Pisang Nggonde dalam seruling Konde ialah isyarat kematian (van Suchtelen. Onderafdeeling Ende, 1921). Orang yakin arwah dari Utara dan Selatan menuju tempat kediaman masing-masing. Keli Kinde dianggap begitu angker sehingga dengan memandang saja orang bisa mati. Keli Ia dihubungkan dengan Keli Mutu oleh raksasa Pépé, pesuruh Konde. Relasi Keli Mutu dan Keli Ia dinyatakan dalam syair “Mutu gha gu Ia mena pai” (Kelimutu memanggil, Ia pun memanggil). Berarti orang sudah waktunya mati.

Ratu saudara Konde berdiam di Mutu Busa  Keli Do yang terletak di sebelah Barat Keli Mutu. Sedangkan Raja berdiam di Keli Samba. Di Keli Samba di puncaknya terdapat tubu musu yaitu batu-batu nisan yang memiliki nilai keramat.

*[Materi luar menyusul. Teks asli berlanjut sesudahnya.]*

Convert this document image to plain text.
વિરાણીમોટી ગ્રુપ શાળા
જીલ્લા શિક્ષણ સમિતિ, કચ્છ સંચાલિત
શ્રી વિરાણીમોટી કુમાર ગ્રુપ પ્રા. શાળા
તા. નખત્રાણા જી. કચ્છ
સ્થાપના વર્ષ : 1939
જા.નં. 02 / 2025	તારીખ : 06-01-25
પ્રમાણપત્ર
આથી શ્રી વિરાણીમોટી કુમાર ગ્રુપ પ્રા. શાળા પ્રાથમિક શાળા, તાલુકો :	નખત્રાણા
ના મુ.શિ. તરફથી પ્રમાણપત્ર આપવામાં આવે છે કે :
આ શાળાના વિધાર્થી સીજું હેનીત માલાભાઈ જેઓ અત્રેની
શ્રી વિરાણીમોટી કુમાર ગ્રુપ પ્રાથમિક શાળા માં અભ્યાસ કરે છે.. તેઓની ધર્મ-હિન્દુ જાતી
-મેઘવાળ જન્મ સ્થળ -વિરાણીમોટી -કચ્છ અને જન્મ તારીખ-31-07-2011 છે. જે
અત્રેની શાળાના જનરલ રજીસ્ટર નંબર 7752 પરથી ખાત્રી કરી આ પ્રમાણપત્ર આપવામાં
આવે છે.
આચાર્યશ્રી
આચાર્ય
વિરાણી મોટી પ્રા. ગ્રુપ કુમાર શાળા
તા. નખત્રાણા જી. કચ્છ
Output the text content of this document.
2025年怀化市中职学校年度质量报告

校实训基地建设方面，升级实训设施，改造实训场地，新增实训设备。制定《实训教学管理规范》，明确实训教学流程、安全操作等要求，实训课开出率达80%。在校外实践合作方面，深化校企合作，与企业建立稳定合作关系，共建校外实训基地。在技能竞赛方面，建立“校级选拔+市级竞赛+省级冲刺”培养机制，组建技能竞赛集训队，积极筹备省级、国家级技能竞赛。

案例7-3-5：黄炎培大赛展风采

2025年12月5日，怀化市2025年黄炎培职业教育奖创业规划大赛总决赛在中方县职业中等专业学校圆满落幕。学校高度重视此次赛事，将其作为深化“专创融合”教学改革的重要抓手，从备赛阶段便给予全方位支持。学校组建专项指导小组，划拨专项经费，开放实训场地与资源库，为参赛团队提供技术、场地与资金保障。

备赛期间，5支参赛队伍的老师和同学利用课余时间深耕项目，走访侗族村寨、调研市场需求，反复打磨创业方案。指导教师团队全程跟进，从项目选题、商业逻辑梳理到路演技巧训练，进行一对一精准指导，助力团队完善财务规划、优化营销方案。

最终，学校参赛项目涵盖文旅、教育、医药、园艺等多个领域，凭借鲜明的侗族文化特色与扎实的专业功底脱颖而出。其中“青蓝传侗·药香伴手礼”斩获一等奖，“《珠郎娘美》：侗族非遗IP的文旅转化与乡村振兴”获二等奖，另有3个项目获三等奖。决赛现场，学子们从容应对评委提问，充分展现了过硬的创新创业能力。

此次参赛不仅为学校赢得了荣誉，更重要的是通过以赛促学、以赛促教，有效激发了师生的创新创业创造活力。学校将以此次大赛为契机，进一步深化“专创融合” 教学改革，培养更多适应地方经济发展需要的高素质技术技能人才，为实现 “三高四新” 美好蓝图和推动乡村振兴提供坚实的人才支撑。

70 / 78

Ketiga dunia ini saling menyatu. Manusia (ciptaan) berasal dan kembali kepada Penciptanya. Ketika kembali berdiam di tempatnya yang khusus. Berlandaskan pada pandangan tentang tiga dunia maka keseluruhan hidup manusia terarah pada equlibrium antara ketiganya. Dalam realitas hidup manusia berusaha mewujudkan kebersamaan dengan wujud tertinggi dan para arwah melalui ritus-ritus religius.